A crisis in the supply of liability insurance is threatening economic development in the UK.

That is the stark warning The Underwriter chief executive Keith Rutter will deliver to Financial Services Authority (FSA) managing director John Tiner at a meeting on 24 June.

Rutter admitted that his own insurance company was rapidly running out of capacity and had been writing to brokers ahead of renewals warning that capacity might not be available.

The Underwriter is one of many insurance companies running out of liability capacity. Earlier this month Lloyd's RJ Wallace syndicate admitted that it had stopped writing new UK employers' liability and public liability business, while fellow Lloyd's syndicate Abacus announced an underwriting moratorium on all new business.

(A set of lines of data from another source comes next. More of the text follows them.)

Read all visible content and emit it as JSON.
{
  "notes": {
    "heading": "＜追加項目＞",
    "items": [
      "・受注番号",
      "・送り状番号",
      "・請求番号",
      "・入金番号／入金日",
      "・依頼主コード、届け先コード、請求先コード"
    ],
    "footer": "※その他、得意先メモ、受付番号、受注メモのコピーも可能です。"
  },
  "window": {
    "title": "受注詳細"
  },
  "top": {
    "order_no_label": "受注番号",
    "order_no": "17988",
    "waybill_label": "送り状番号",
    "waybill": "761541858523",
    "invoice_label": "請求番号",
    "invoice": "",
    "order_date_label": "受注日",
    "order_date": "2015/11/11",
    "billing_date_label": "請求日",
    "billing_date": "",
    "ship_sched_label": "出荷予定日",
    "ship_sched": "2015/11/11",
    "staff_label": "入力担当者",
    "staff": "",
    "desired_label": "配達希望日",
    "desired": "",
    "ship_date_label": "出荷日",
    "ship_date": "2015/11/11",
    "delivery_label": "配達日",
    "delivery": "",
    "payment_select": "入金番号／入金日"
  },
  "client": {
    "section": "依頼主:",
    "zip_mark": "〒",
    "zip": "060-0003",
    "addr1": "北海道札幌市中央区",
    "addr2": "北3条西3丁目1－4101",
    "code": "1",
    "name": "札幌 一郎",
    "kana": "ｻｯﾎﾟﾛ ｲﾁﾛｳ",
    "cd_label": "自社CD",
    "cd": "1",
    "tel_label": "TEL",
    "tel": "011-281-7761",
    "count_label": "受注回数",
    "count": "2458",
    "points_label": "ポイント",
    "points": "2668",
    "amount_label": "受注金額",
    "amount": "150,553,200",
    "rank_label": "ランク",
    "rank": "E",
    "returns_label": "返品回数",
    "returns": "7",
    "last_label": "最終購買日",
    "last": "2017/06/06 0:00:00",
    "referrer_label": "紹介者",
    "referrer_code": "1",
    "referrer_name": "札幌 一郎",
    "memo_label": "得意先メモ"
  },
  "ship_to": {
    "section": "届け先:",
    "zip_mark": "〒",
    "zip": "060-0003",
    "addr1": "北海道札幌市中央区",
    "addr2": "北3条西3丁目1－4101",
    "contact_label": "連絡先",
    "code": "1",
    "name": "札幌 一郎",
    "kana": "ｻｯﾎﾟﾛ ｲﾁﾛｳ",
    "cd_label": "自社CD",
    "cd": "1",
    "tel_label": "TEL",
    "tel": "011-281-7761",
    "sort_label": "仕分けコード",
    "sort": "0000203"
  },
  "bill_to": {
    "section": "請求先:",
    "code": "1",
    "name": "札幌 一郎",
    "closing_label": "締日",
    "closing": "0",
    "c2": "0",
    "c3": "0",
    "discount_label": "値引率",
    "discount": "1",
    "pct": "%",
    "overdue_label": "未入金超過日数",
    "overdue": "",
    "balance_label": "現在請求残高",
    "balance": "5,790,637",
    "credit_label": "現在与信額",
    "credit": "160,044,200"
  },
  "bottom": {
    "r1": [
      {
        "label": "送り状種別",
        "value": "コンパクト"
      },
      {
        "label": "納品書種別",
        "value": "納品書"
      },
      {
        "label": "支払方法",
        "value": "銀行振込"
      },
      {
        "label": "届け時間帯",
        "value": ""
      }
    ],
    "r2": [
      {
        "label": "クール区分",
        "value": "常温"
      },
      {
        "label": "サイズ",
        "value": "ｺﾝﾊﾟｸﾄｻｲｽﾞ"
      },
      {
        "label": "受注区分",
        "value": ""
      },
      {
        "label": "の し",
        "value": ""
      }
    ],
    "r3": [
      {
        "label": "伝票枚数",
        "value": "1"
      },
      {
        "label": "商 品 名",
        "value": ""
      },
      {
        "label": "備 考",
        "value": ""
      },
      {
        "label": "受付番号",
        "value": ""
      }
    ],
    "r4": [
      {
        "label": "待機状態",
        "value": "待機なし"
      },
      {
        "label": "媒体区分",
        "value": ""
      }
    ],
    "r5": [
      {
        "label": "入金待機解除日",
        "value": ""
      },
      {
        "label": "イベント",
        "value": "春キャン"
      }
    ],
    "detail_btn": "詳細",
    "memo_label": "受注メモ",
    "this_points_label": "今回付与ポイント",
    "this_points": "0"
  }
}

The shortage is hitting construction trades hardest, according to Rutter. He said that roofers and scaffolders were finding it almost impossible to find cover that was not financially crippling.

One underwriter who is still in the market said cover could cost £2,000 per man at current prices. "The problem is that injuries usually hit our balance sheet because they come in under our reinsurance level," he said. The underwriter added that roofers and scaffolders only had themselves to blame because safety levels in the trades were poor. "The construction industry is the only industry that is killing more of its workers every year," he added.

Rutter feared that roofers, scaffolders and other trades perceived to be risky will not find cover and therefore would not be able to trade.

"This will mean that building work will stop or increase in price dramatically as contractors pay through the nose for firms which have cover," he said.